Hallo Wally,
Die Behauptung, "dass kein Bewusstsein notwendig ist, damit etwas existiert", nennt sich – glaube ich - 'Platonismus' oder auch 'Realismus' (
hier erinnere ich mich noch an ein Thema dazu), die gegenteilige Annahme 'Nominalismus' bzw. 'Antirealismus'. Insbesondere wird bei den verschiedenen Varianten des Platonismus davon ausgegangen, dass Zahlen 'außerhalb des Bewusstseins' existieren:
"Es gibt abstrakte und unveränderliche Objekte, die auch unabhängig von unserem Denken und nicht in Raum und Zeit existieren, nicht Teil der physischen Welt sind und nicht kausal mit physischen Objekten interagieren.
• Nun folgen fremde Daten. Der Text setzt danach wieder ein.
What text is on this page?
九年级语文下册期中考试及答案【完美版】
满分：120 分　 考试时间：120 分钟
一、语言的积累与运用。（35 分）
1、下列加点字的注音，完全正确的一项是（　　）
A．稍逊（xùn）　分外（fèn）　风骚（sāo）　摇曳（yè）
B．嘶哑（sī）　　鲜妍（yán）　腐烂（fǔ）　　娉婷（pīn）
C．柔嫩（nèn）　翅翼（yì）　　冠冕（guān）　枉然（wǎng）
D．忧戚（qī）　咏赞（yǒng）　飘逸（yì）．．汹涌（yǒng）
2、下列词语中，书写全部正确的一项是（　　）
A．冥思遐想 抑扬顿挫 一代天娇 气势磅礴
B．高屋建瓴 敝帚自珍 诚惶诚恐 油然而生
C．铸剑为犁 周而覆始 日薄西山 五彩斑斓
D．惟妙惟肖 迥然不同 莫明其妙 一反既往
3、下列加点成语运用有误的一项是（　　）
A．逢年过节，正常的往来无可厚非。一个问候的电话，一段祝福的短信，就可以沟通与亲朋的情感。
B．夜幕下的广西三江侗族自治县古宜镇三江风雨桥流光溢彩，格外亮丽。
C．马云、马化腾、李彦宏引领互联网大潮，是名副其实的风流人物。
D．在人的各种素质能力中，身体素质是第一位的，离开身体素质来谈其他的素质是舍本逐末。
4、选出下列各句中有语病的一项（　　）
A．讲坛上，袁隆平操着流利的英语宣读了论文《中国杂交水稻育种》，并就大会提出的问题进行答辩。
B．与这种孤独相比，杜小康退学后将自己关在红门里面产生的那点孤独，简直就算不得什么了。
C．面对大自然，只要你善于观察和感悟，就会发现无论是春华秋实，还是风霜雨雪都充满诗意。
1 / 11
Dazu zählen beispielsweise mathematische Objekte (Zahlen, Klassen), Eigenschaften und Propositionen (die ideellen, von Sprachen und Sprechern unabhängigen Gehalte von sprachlichen Sätzen)" (von
hier zitiert)
Damit wäre so ungefähr der 'philosophische Rahmen' dieser Voraussetzung ausgelotet - glaube ich. Jedenfalls hat der 'Ausgangspunkt' schon eine enorme Aussagekraft – er ist zwar nicht unbedingt widersprüchlich, aber immerhin sehr umstritten.
Der Begriff 'Universum' umfasst sehr vereinfachend ausgedrückt alle Dinge. Das lässt sich in einer formalen Sprache beispielsweise folgendermaßen ausdrücken:
U = { x | x = x }
"Das Universum ist die Gesamtheit aller mit sich selbst identischen Dinge."
Dann umfasst das 'Universum' auch nicht-existierende Dinge. Für einen 'Platonisten' kommt es nur darauf an, dass zu nicht-existierenden Objekten Dinge mit einer dazu komplementären (vereinfacht ausgedrückt: der 'gegenteiligen') Eigenschaft existieren - also z.B. 'Nicht-Einhörner', 'Nicht-Elfen' usw.
Ob es einen Beweis für die Behauptung einer Ursache für Alles geben kann und ob dazu der 'Platonismus' eine notwendige Voraussetzung ist, weiß ich nicht. So ein Beweis entspricht in meinen Augen einen sog. 'kosmologischen Gottesbeweis' (eine 'erste Ursache', ein 'unbewegter Beweger') und da ist meiner Meinung nach schon alles versucht worden. Vielleicht gibt es ja Urteile, aus denen diese Behauptung logisch folgt (auch wenn mir keine bekannt sind). Diese müssten dann sicher eine enorme 'Aussagekraft' haben - es muss also ziemlich viel aus diesen Aussagen ableitbar sein. Da geht der Versuch, das aus dem Platonismus herzuleiten in die 'richtige Richtung'.
Ich bin mir aber ziemlich sicher, dass diese Behauptung nicht aus der Erfahrung folgt. Wenn man z.B. das allgemeine Kausalprinzip (Zu jedem Ereignis gibt es ein anderes Ereignis, dass es verursacht) als regulatives Prinzip aller Erfahrung auffasst, dann folgt daraus gerade
nicht die Behauptung, dass es eine Ursache von allem, was existiert, gibt. Der Schluss von 'Alles ist verursacht' auf 'Es gibt eine Ursache für Alles' ist ein Fehlschluss während der umgekehrte Schluss gültig ist, siehe dazu: '
Einige prädikatenlogische Schlussfolgerungen' (das vierte Beispiel) auf Wikipedia.